Polynukleare Übergangsmetallcluster
Polynukleare Übergangsmetallcluster

Polynukleare Übergangsmetallcluster

Viele anorganische und bionanorganische polynukleare Übergangsmetallcluster besitzen außergewöhnliche physikalische und chemische Eigenschaften. So sind zum Beispiel einige Vertreter in der Lage, chemische Reaktionen zu katalysieren die auf anderem Wege nicht zugänglich oder energetisch ungünstig wären. Die Aktivierung von N2 oder die Spaltung von Wasser in Wasserstoff und Sauerstoff sind zwei prominente Beispiele. Es wird angenommen, dass ein wichtiger Faktor, der zu dieser einzigartigen Reaktivität beiträgt, die große Anzahl von tiefliegenden angeregten Zuständen ist. Die Fähigkeit vieler Übergangsmetalle, ihren Oxidationszustand zu ändern ermöglicht die einfache Relokalisierung von Ladung in einem System mit mehreren Metallzentren mit einem relativ kleinen Energieaufwand. Weiterhin steigt die Anzahl an tiefliegenden angeregten Zuständen durch die Vielzahl an Möglichkeiten, mehrere Spins zu einem gegebenen Gesamtspin zu koppeln. Unser Ziel ist es, die Rolle der tiefliegenden angeregeten Zustände auf die physikalischen und Eigenschaften und die Reaktivität von polynuklearen Übergangsmetallclustern zu untersuchen.

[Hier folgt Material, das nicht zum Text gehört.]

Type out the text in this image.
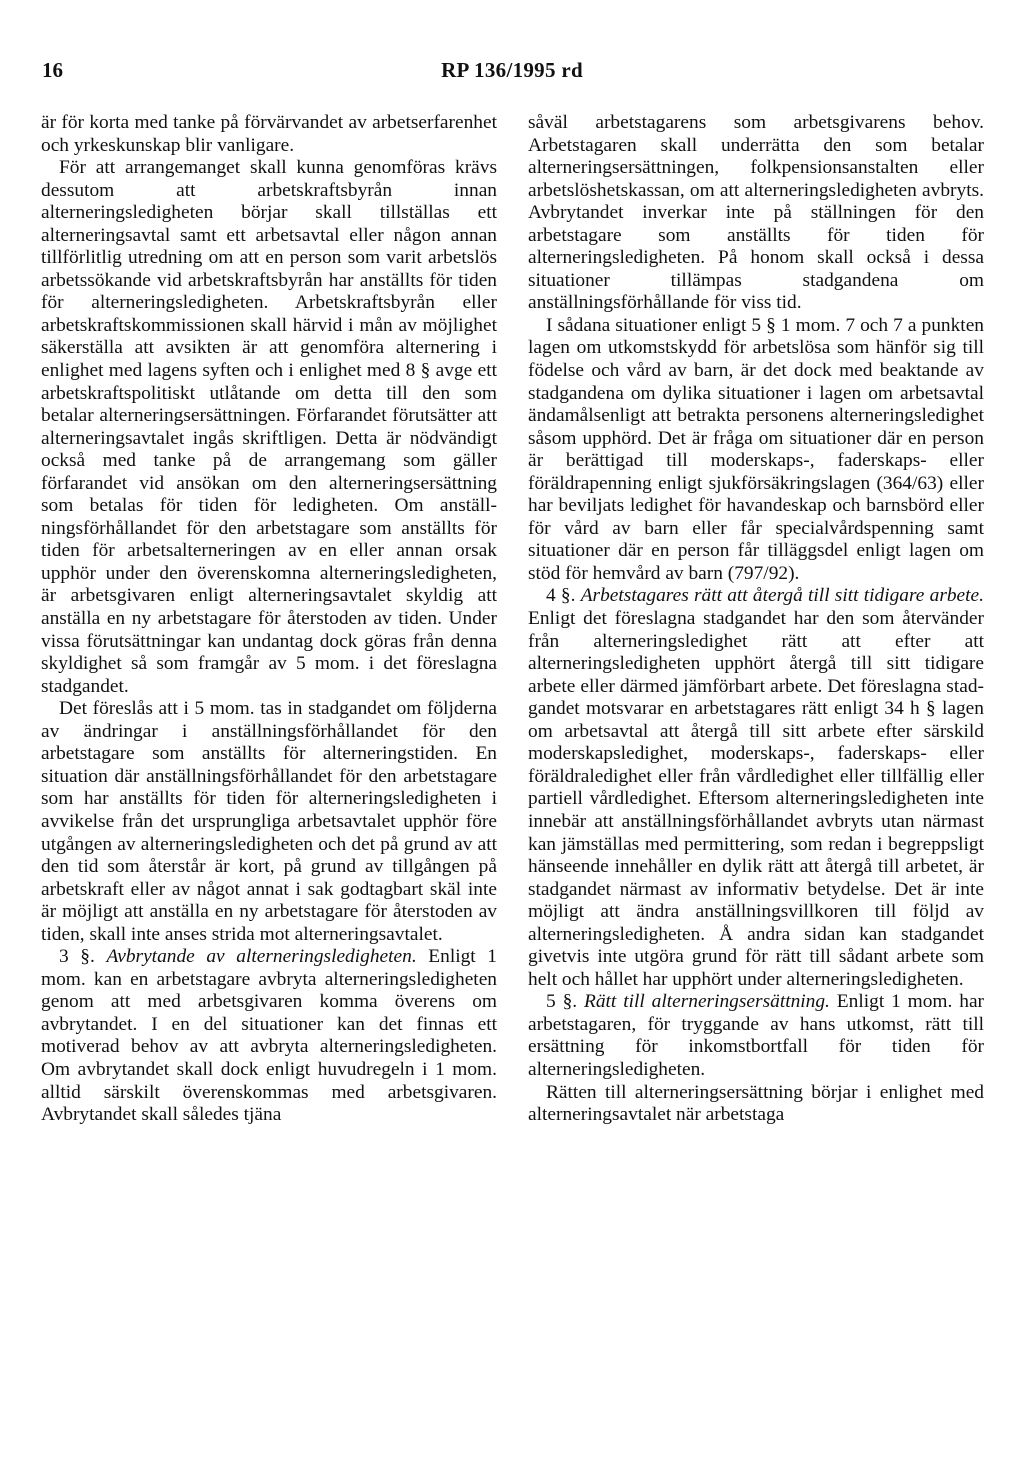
16	RP 136/1995 rd

är för korta med tanke på förvärvandet av arbetserfarenhet och yrkeskunskap blir vanligare.

För att arrangemanget skall kunna genomföras krävs dessutom att arbetskraftsbyrån innan alterneringsledigheten börjar skall tillställas ett alterneringsavtal samt ett arbetsavtal eller någon annan tillförlitlig utredning om att en person som varit arbetslös arbetssökande vid arbetskraftsbyrån har anställts för tiden för alterneringsledigheten. Arbetskraftsbyrån eller arbetskraftskommissionen skall härvid i mån av möjlighet säkerställa att avsikten är att genomföra alternering i enlighet med lagens syften och i enlighet med 8 § avge ett arbetskraftspolitiskt utlåtande om detta till den som betalar alterneringsersättningen. Förfarandet förutsätter att alterneringsavtalet ingås skriftligen. Detta är nödvändigt också med tanke på de arrangemang som gäller förfarandet vid ansökan om den alterneringsersättning som betalas för tiden för ledigheten. Om anställningsförhållandet för den arbetstagare som anställts för tiden för arbetsalterneringen av en eller annan orsak upphör under den överenskomna alterneringsledigheten, är arbetsgivaren enligt alterneringsavtalet skyldig att anställa en ny arbetstagare för återstoden av tiden. Under vissa förutsättningar kan undantag dock göras från denna skyldighet så som framgår av 5 mom. i det föreslagna stadgandet.

Det föreslås att i 5 mom. tas in stadgandet om följderna av ändringar i anställningsförhållandet för den arbetstagare som anställts för alterneringstiden. En situation där anställningsförhållandet för den arbetstagare som har anställts för tiden för alterneringsledigheten i avvikelse från det ursprungliga arbetsavtalet upphör före utgången av alterneringsledigheten och det på grund av att den tid som återstår är kort, på grund av tillgången på arbetskraft eller av något annat i sak godtagbart skäl inte är möjligt att anställa en ny arbetstagare för återstoden av tiden, skall inte anses strida mot alterneringsavtalet.

3 §. Avbrytande av alterneringsledigheten. Enligt 1 mom. kan en arbetstagare avbryta alterneringsledigheten genom att med arbetsgivaren komma överens om avbrytandet. I en del situationer kan det finnas ett motiverad behov av att avbryta alterneringsledigheten. Om avbrytandet skall dock enligt huvudregeln i 1 mom. alltid särskilt överenskommas med arbetsgivaren. Avbrytandet skall således tjäna

såväl arbetstagarens som arbetsgivarens behov. Arbetstagaren skall underrätta den som betalar alterneringsersättningen, folkpensionsanstalten eller arbetslöshetskassan, om att alterneringsledigheten avbryts. Avbrytandet inverkar inte på ställningen för den arbetstagare som anställts för tiden för alterneringsledigheten. På honom skall också i dessa situationer tillämpas stadgandena om anställningsförhållande för viss tid.

I sådana situationer enligt 5 § 1 mom. 7 och 7 a punkten lagen om utkomstskydd för arbetslösa som hänför sig till födelse och vård av barn, är det dock med beaktande av stadgandena om dylika situationer i lagen om arbetsavtal ändamålsenligt att betrakta personens alterneringsledighet såsom upphörd. Det är fråga om situationer där en person är berättigad till moderskaps-, faderskaps- eller föräldrapenning enligt sjukförsäkringslagen (364/63) eller har beviljats ledighet för havandeskap och barnsbörd eller för vård av barn eller får specialvårdspenning samt situationer där en person får tilläggsdel enligt lagen om stöd för hemvård av barn (797/92).

4 §. Arbetstagares rätt att återgå till sitt tidigare arbete. Enligt det föreslagna stadgandet har den som återvänder från alterneringsledighet rätt att efter att alterneringsledigheten upphört återgå till sitt tidigare arbete eller därmed jämförbart arbete. Det föreslagna stadgandet motsvarar en arbetstagares rätt enligt 34 h § lagen om arbetsavtal att återgå till sitt arbete efter särskild moderskapsledighet, moderskaps-, faderskaps- eller föräldraledighet eller från vårdledighet eller tillfällig eller partiell vårdledighet. Eftersom alterneringsledigheten inte innebär att anställningsförhållandet avbryts utan närmast kan jämställas med permittering, som redan i begreppsligt hänseende innehåller en dylik rätt att återgå till arbetet, är stadgandet närmast av informativ betydelse. Det är inte möjligt att ändra anställningsvillkoren till följd av alterneringsledigheten. Å andra sidan kan stadgandet givetvis inte utgöra grund för rätt till sådant arbete som helt och hållet har upphört under alterneringsledigheten.

5 §. Rätt till alterneringsersättning. Enligt 1 mom. har arbetstagaren, för tryggande av hans utkomst, rätt till ersättning för inkomstbortfall för tiden för alterneringsledigheten.

Rätten till alterneringsersättning börjar i enlighet med alterneringsavtalet när arbetstaga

Angeregte Zustände von organischen Molekülen
Angeregte Zustände von organischen Molekülen

Angeregte Zustände von organischen Molekülen

Elektronisch angeregte Zustände spielen eine wichtige Rolle in vielen Bereichen der Chemie, wie zum Beispiel in der Photochemie. Jedoch wird die quantenchemische Beschreibung von elektronisch angeregten Zuständen mit zunehmender Systemgröße kompliziert und rechenaufwendig. Unsere fortgeschrittenen DMRG Methoden sind sehr gut für die Anforderungen, die durch die Berechnung von angeregten Zuständen für mittelgroße organische Moleküle (~50-100 Atome) entstehen, geeignet. Sie erlauben eine hinreichend komplexe Beschreibung der Wellenfunktion und sind effizient programmiert. Unsere Absicht ist es, die angeregten Zustände von mittelgroßen Acenen, welche in optoelektronischen Elementen Einsatz finden, zu untersuchen.